Пустыня внемлет Богу (Баух) - страница 217

И в сладостной апатии слышит Яхмес гул.

Приближающихся вод?

Уходящей жизни?

Совсем рядом, на берегу — замершие фигуры, равнодушная, отчужденная, но — жизнь.

Последней вспышкой сознания — молитва.

Услышанная? Упавшая с неба?

«Все Твои воды, все Твои волны прошли надо мною».

И всё гаснет.

3. Моисей

Проснулся внезапно в необычно плотной, но незастоявшейся, непривычно свежей тьме, протянул руку — упереться в край стола у постели — рука провалилась в пустоту: уткнулся лицом в знакомую слабую щетину пастушеских трав, столь много лет веющих блаженством снов, рождаемых запахами цикория, белой ромашки, кладбищенско-забвенным ароматом дальнего мирта.

Но в этот блаженно исчезающий миг дремотного слуха коснулось едва уловимое поскуливание низового ветра, такой знакомой, позевывающей, познабливающей поземки.

В пастушеской суме Моисея, которая всегда при нем, он хранит два написанных им папируса — о водоворотах и водяных воронках и о песчаных бурях, затеваемых ветрами пустыни.

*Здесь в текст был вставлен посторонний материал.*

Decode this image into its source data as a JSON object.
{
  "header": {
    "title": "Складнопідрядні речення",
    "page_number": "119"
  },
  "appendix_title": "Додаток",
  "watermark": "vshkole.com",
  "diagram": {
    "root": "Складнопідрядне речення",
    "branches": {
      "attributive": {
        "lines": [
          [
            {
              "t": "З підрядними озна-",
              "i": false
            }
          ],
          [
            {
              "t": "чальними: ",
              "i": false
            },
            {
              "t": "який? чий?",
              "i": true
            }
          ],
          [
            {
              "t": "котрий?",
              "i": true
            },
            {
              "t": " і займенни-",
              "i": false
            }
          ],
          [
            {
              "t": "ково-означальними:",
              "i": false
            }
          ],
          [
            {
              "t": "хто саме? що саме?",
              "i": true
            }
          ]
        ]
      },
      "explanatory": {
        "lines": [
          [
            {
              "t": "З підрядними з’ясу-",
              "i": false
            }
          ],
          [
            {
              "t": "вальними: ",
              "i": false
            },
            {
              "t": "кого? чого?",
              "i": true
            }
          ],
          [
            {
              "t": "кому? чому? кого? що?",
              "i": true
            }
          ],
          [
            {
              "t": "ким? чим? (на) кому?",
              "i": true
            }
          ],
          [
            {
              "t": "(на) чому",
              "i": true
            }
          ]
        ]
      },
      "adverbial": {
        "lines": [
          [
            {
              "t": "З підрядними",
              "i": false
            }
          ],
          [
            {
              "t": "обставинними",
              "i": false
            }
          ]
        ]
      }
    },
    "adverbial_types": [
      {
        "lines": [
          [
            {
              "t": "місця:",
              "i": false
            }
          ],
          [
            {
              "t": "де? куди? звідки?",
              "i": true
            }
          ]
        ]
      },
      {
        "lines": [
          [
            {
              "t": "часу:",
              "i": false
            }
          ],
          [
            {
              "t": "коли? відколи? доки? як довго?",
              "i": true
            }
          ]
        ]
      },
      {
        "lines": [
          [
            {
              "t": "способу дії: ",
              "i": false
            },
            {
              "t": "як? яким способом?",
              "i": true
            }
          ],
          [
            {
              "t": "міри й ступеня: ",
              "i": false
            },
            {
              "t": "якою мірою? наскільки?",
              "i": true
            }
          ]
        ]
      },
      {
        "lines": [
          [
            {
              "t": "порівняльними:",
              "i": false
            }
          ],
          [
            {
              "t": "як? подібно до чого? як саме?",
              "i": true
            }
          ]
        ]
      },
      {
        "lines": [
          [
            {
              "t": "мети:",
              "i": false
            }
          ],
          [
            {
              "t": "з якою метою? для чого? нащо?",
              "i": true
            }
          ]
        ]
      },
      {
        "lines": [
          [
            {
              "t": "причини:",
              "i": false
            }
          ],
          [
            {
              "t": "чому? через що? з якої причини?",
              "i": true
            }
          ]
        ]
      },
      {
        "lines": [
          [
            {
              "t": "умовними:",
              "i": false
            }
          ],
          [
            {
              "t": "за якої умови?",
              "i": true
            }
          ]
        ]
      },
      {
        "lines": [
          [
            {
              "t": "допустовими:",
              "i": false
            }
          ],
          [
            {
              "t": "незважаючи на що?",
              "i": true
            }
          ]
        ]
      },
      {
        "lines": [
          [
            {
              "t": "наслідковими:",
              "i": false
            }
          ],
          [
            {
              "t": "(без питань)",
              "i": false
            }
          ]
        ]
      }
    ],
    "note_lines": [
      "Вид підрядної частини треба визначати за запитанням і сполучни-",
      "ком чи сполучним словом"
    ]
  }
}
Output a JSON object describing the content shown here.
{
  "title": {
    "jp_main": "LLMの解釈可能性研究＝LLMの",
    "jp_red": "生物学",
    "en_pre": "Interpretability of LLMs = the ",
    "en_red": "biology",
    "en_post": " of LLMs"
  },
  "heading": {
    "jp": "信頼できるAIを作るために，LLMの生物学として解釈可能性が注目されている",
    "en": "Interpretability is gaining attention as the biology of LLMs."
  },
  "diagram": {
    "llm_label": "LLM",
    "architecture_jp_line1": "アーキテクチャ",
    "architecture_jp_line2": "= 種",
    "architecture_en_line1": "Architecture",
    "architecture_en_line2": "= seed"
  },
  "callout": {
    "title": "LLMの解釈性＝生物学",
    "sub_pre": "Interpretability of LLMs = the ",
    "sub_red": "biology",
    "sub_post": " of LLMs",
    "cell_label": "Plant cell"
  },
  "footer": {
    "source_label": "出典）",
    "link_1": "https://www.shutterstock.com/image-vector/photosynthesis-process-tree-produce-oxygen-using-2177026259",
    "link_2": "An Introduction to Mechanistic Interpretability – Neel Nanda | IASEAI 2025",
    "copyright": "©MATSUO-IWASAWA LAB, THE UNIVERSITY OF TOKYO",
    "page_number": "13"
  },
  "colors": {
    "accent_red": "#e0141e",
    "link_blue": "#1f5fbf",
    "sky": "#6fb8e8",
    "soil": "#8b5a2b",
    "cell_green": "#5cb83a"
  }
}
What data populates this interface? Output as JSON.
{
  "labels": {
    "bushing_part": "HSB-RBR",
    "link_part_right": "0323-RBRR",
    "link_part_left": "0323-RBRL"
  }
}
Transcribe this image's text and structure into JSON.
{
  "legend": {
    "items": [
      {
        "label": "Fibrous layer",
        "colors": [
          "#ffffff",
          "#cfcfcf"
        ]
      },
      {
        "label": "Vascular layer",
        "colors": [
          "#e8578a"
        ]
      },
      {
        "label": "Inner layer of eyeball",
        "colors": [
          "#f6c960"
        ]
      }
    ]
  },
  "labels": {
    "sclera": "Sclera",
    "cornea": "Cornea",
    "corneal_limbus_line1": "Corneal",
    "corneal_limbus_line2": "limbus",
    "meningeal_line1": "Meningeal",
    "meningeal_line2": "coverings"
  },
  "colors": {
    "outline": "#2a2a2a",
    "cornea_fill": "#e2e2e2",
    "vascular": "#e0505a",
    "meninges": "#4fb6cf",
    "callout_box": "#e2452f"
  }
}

За долгие годы пастушества ухо научилось различать ветры: верхние, падающие, подобно коршунам и грифам, с высоты, веретенообразные, дующие резкими порывами, но самый коварный — вот этот, низовой, поскуливающий, как заблудившийся щенок, вызывающий тоску и сострадание, а то вдруг оборачивающийся мощным, не порывистым, а дующим сплошным напором. Куда подевались верные псы, тепло тел и дыхание которых хранят его сны, — Балак, Уц и Калеб? Ведь надо не медля сбить вплотную овечьи стада: только скопом у них будет сила выпростаться из-под песка.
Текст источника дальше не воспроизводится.